Experiment measuring pre-dawn urban air temperature in north Canberra compared to BoM Canberra Airport

Since 9th Feb I have been noting down the simultaneous temperature of pre-dawn air coming in my front door compared to Canberra Airport ~13km away as a crow might fly.

We are not that far from Hall, near farmland to the west and about 100m higher than the airport so in theory we might expect to be 0.64°C cooler. The front door faces east into a suburb and it so happens that most mornings a noticeable breeze comes in the door when opened.

I expected the vagaries of weather would produce a few days when we were cooler than the airport. It turned out that only on one day 16 March were we 0.2 cooler than the airport and that morning was blowing a warmish nor-wester at 16C – the wrong direction for the front door so I took a reading in the yard in full breeze.

Anyway – here is the chart, of suburban air temperature read in the dark minus the Canberra Airport reading off the www. Days of greater contrast tend to have clear skies – rainy days tend to show the least contrast. Average contrast over the 75 days – 3.7 degrees.

I wonder if readers ever try similar comparisons in their local region.

Note my thermometer is a little battery powered “thermistor” gadget with a metre of wire, digital readout to 0.1deg – which I had calibrated informally against two liquid in glass thermometers.

3 thoughts on “Experiment measuring pre-dawn urban air temperature in north Canberra compared to BoM Canberra Airport”

  1. warwick great to see your interest in weather

    hills are cooler than valleys during the day, but warmer at night as inversions form in the valleys.

    you have picked that out well when you say the contrast is higher on days when there are clear skies – that means that there is stronger nighttime radiation and a stronger inversion.

    on the day that there was a negative difference there was a strong wind that kept the atmosphere well mixed

  2. The pre-dawn temperature difference to the airport is surprisingly large. It sounds like you get displaced air when a valley wind forms at nigh. The valley wind at night would be downslope and cooler air, but the displaced (warmer) air has to go somewhere. I’ll guess you are not on a valley bottom, but closer to a ridge line.

    Airports; of necessity, are built on flat ground and not subject to valley winds, generally.

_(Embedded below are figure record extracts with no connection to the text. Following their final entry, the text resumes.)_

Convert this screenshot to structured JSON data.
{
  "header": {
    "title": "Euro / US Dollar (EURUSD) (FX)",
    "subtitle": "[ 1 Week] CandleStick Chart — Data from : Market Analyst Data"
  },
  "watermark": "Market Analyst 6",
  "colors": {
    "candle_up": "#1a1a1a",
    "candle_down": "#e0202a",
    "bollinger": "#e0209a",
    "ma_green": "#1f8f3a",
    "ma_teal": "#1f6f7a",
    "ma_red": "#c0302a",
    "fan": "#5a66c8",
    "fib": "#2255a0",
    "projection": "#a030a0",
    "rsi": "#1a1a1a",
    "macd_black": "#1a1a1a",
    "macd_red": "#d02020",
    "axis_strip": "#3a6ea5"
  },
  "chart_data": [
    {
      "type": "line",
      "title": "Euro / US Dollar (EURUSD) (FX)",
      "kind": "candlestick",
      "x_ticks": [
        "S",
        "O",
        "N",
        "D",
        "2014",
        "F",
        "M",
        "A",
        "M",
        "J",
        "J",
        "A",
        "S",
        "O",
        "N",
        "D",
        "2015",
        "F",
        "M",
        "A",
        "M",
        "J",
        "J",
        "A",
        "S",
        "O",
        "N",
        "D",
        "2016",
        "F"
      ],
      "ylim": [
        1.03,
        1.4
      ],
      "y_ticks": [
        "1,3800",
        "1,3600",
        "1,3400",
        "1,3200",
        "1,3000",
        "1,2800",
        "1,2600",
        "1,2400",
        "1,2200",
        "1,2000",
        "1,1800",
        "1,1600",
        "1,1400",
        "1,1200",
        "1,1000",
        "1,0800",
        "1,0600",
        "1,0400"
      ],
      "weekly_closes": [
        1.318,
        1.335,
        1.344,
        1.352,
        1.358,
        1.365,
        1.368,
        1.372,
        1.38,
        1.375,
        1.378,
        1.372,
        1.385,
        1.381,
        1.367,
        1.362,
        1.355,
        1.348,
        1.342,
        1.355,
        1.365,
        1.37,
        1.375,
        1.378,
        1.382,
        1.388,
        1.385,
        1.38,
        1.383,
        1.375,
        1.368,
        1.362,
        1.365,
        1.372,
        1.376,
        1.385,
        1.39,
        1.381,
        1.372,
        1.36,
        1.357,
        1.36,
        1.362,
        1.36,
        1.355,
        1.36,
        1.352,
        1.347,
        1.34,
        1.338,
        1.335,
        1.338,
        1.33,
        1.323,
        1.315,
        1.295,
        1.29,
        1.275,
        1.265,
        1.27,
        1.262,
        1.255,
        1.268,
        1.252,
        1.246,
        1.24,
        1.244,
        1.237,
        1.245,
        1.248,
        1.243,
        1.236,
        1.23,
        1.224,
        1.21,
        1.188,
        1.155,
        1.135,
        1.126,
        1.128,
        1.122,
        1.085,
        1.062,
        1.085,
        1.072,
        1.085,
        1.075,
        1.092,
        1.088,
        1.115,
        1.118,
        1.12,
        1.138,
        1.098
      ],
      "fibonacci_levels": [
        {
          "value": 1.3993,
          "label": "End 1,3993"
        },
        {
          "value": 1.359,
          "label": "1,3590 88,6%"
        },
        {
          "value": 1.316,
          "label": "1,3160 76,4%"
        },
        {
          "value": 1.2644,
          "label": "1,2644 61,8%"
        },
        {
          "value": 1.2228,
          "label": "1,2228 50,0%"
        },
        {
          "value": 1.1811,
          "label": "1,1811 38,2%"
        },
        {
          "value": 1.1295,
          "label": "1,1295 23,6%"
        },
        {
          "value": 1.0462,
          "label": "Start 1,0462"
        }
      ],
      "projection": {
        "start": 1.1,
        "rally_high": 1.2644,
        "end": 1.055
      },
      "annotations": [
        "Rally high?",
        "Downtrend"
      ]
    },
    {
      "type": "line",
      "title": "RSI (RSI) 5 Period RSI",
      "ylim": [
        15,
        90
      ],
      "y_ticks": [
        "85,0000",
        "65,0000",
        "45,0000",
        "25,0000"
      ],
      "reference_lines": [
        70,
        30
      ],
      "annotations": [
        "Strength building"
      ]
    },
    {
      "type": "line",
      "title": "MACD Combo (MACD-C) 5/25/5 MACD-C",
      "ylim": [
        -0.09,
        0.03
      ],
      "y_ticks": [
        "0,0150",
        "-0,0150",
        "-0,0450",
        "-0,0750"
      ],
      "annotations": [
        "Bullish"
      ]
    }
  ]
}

    Does the breeze blow in the opposite direction late afternoon and what is the temperature differential to the airport at that time?

  3. Warwick:
    I remember about 25 years ago a case SW of Sydney on the Liverpool plains. The chap there was recently from Germany and was so annoyed by the difference in what he felt in the early morning in winter and what was reported as the minimum at Liverpool, that he got a (roughly) half metre alcohol thermometer and mounted it on a pillar of his back verandah, on the inside under cover and facing an unheated portion of wall. He calibrated the thermometer in ice & water for the low end.

    His business required an early start so he was leaving home around sunrise. Having come recently from southern Germany he claimed to feel a difference much greater than reported. He said that he was getting readings anything up to 7℃ below those reported (which at that time were around -3 to +1℃). It was a new sub-division so semi-rural, but I wasn’t aware that there was a great height difference to the BoM site.

    Western Sydney forms a ‘hollow’ surrounded by hills/mountains. Obviously formed by river(s) as Parramatta is one of the outlets, the Nepean-Hawkebury another. In winter it seemed that cold air from the Blue mountains would slide down into this hollow. Working at/near Plumpton (near Rooty Hill) the morning temperatures were distinctly cooler than reported for Parramatta (sometimes only -1 but often -3 to -5℃ below forecast).
    This was a paint factory so many thermometers and people who could use them.

    Lastly, last year I recorded differences between my house and forecast and reported Mt. Barker SA minimums. I gave up as results variable. House is about 13 km. from Mt. Barker and higher in elevation, and on slight rise above the river valley so can see frost on farmland below when there is not always any on my block. Results most often lower than Mt. Barker as expected. For some reason local ex-farmers claimed minimum would be 2℃ below Mt. Barker but “figures were all over the place these days”.

    I don’t know if this helps but it does seem that placing bets on BoM getting its forecasted minimum right would be a chancy business.